Weitere Infos & Material
Kapitel 1
Vor ungefähr dreißig Jahren hatte Miss Maria Ward aus Huntingdon mit nur siebentausend Pfund Vermögen das große Glück, Sir Thomas Bertram von Mansfield Park in der Grafschaft Northampton zu erobern und dadurch mit all den Annehmlichkeiten und gesellschaftlichen Vorteilen eines stattlichen Hauses und eines ansehnlichen Einkommens in den Rang einer Baronin aufzusteigen. Ganz Huntingdon wusste sich über diese großartige Partie nicht zu lassen, und sogar ihr eigener Onkel, der Rechtsanwalt, gab zu, dass ihr mindestens dreitausend Pfund fehlten, um solche Ansprüche stellen zu können. Sie hatte zwei Schwestern, denen diese Standeserhöhung nur zugutekommen konnte, und alle die Bekannten, die Miss Ward und Miss Frances für mindestens so hübsch wie Miss Maria hielten, scheuten sich nicht, ihnen eine beinahe ebenso vorteilhafte Heirat vorauszusagen. Aber natürlich gibt es auf der Welt nicht so viele Männer mit ansehnlichem Vermögen, wie es hübsche Frauen gibt, die sie verdienen. Miss Ward sah sich deshalb nach einem halben Dutzend Jahren genötigt, sich mit dem Pastor Mr. Norris zu verbinden, einem Freund ihres Schwagers, fast ohne eigenes Vermögen, und Miss Frances erging es noch schlechter. Ja, Miss Wards Verbindung erwies sich, als es soweit war, als durchaus nicht zu verachten, da Sir Thomas zum Glück imstande war, seinen Freund durch die Pfarre von Mansfield mit einem Einkommen zu versorgen, und so begannen Mr. und Mrs. Norris den Werdegang ihres ehelichen Glücks mit kaum weniger als tausend Pfund im Jahr. Aber Miss Frances enttäuschte durch ihre Heirat – wie man so schön sagt – die Erwartungen ihrer Familie, und sie tat das, indem sie einen Marineleutnant ohne Erziehung, Vermögen oder Verbindungen wählte, ausgesprochen gründlich.
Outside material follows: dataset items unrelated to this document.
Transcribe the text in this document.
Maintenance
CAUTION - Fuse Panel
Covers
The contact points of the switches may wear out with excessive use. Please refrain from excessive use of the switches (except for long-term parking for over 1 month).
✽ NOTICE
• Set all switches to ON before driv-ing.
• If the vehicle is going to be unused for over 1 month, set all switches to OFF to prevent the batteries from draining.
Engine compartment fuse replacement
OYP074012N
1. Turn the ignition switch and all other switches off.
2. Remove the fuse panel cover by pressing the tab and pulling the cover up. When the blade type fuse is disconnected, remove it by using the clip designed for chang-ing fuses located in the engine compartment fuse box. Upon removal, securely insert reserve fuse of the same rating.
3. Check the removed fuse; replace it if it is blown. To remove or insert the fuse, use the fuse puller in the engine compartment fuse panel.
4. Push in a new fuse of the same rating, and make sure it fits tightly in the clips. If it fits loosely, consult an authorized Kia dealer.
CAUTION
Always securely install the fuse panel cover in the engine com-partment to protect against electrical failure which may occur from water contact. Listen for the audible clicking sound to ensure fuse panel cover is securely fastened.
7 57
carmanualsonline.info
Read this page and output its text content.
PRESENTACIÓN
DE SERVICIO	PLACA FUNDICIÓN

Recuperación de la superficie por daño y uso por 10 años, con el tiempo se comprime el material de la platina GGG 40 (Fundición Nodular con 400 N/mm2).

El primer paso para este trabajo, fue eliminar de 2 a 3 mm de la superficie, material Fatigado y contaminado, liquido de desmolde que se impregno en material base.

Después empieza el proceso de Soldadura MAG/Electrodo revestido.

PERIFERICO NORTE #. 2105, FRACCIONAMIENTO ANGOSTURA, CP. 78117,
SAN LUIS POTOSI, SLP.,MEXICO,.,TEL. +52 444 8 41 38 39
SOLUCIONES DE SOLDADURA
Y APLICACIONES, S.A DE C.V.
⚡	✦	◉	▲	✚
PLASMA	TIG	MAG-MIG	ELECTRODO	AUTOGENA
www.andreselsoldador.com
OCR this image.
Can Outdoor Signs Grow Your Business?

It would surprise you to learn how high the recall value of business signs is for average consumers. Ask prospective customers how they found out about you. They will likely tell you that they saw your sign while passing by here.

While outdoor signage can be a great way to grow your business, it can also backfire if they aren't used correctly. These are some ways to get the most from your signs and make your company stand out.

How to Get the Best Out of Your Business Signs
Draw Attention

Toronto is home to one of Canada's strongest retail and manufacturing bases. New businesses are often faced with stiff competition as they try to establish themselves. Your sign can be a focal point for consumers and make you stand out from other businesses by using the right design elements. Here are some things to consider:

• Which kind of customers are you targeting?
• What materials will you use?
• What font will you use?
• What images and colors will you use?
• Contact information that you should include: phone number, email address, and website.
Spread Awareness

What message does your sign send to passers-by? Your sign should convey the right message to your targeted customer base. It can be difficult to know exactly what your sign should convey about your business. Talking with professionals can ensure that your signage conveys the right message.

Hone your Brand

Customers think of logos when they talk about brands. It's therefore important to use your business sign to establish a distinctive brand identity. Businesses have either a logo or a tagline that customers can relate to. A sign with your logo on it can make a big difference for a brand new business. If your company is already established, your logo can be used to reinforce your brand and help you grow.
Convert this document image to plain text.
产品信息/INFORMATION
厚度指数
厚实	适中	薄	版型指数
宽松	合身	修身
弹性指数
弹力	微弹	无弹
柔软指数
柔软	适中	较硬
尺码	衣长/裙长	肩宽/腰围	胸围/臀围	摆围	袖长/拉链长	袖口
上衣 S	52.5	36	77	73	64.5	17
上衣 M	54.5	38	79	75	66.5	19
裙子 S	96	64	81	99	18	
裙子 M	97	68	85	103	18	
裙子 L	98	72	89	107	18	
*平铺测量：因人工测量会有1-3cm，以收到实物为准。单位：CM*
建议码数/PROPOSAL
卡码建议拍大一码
Sie hätte kaum eine unvorteilhaftere Wahl treffen können.
Sir Thomas hatte Beziehungen, die er ebenso aus Prinzip wie aus Ehrgefühl, aus einem generellen Wunsch, das Rechte zu tun, und aus dem Bedürfnis, alle, die mit ihm verwandt waren, in angemessenen Positionen zu sehen, gerne zugunsten von Lady Bertrams Schwester hätte spielen lassen, aber bei dem Beruf ihres Mannes war mit seinen Beziehungen nichts zu erreichen; und bevor er Zeit hatte, sich andere Möglichkeiten der Unterstützung auszudenken, hatte ein endgültiges Zerwürfnis zwischen den Schwestern stattgefunden. Es ergab sich ganz zwangsläufig aus dem Verhalten beider Parteien und war bei einer so unklugen Heirat auch kaum anders zu erwarten. Um sich unnötige Vorwürfe zu ersparen, erwähnte Mrs. Price in den Briefen an ihre Familie das Thema nie, bevor die Heirat tatsächlich stattgefunden hatte. Lady Bertram, die eine Frau von ausgesprochen friedfertigem Naturell und bemerkenswert ausgeglichenem Temperament war, hätte sich damit begnügt, ihre Schwester einfach aufzugeben und nicht weiter an die Sache zu denken; aber Mrs. Norris hatte viel Unternehmungsgeist, der ihr keine Ruhe ließ, bis sie Frances einen langen und empörten Brief geschrieben hatte, um ihr die Torheit ihres Schrittes vor Augen zu führen und ihr alle seine möglichen üblen Folgen anzudrohen. Mrs. Price ihrerseits war gekränkt und empört; und ihre Antwort, die beide Schwestern mit Vorwürfen bedachte und so ausgesprochen abfällige Bemerkungen über Sir Thomas’ Ehrgefühl enthielt, dass Mrs. Norris sie auf keinen Fall für sich behalten konnte, machte allem Umgang zwischen ihnen auf Jahre hinaus ein Ende.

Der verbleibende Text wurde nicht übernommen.